Le conflit entre Israel et le hamas suscite à nouveau des débordements sur le territoire national. Les politiques et les divers commentateurs reconnaissent officiellement que les deux principales communautés en France sont juive et musulmane.

Une première question est de savoir en fonction de quels critères peut-on estimer ces communautés, quelles en sont les sources ?  La loi interdit les recensements sur des critères ethniques ou religieux. Comment peut-on affirmer que ce sont les deux premières communautés ? Ensuite par rapport à quoi ?

Une seconde question pourrait porter sur la dénomination du conflit au Moyen-Orient.
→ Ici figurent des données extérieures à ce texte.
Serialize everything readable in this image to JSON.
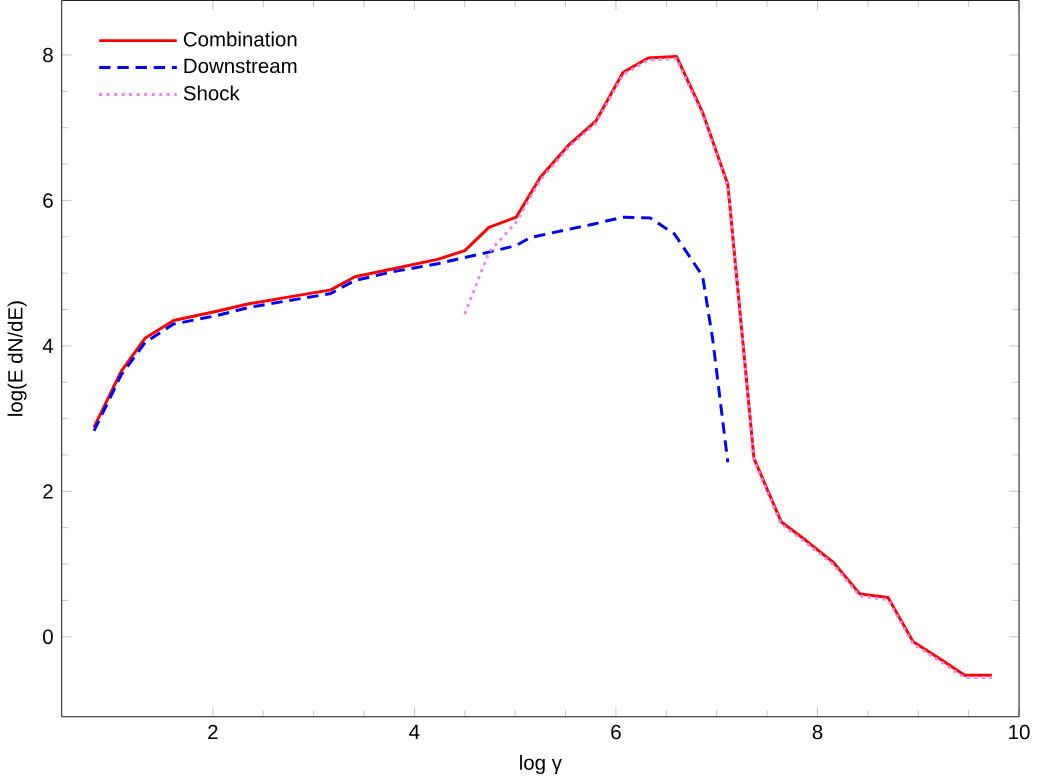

Est-il religieux, étatique, ethnique ? Ne s’agit-il pas d’un conflit entre l’Etat d’Israël et les Palestiniens même représentés par le Hamas ? Peu à peu nos commentateurs ne nous pousseraient-ils pas vers la perception d‘un conflit religieux alimenté par les attentats contre les lieux de culte…dont les plus nombreux à subir des agressions en général sont … catholiques et dont on ne dit mot ? Ce qui est curieux, c’est que ce sont les leaders religieux juifs et musulmans qui appellent au calme laissant quand même poindre cette vision d’un conflit religieux, et non politique, dont nous connaissons toutes les passions extrémistes.

La question se pose en France désormais. Comment accepter que des personnes vivant en France, puissent défiler contre une guerre extérieure en prenant partie pour l’un ou l’autre des belligérants ? Comment d’ailleurs accepter que des Français aient une double nationalité les autorisant à bénéficier des avantages de la France et de choisir le combat qui leur convient ? Comment accepter que nous assurions la défense d’un soldat franco-israélien prisonnier du Hamas ? Il est vrai que, plusieurs années de suite, était organisé un gala de soutien à l’armée d’Israël par la communauté juive à Paris ! N’est-il pas temps d’interdire la double nationalité et la perte de la nationalité française dès lors que l’on ait servi dans une armée étrangère. Ce n’est pas valable que pour Israël mais aussi par exemple pour les franco-algériens mais pas uniquement.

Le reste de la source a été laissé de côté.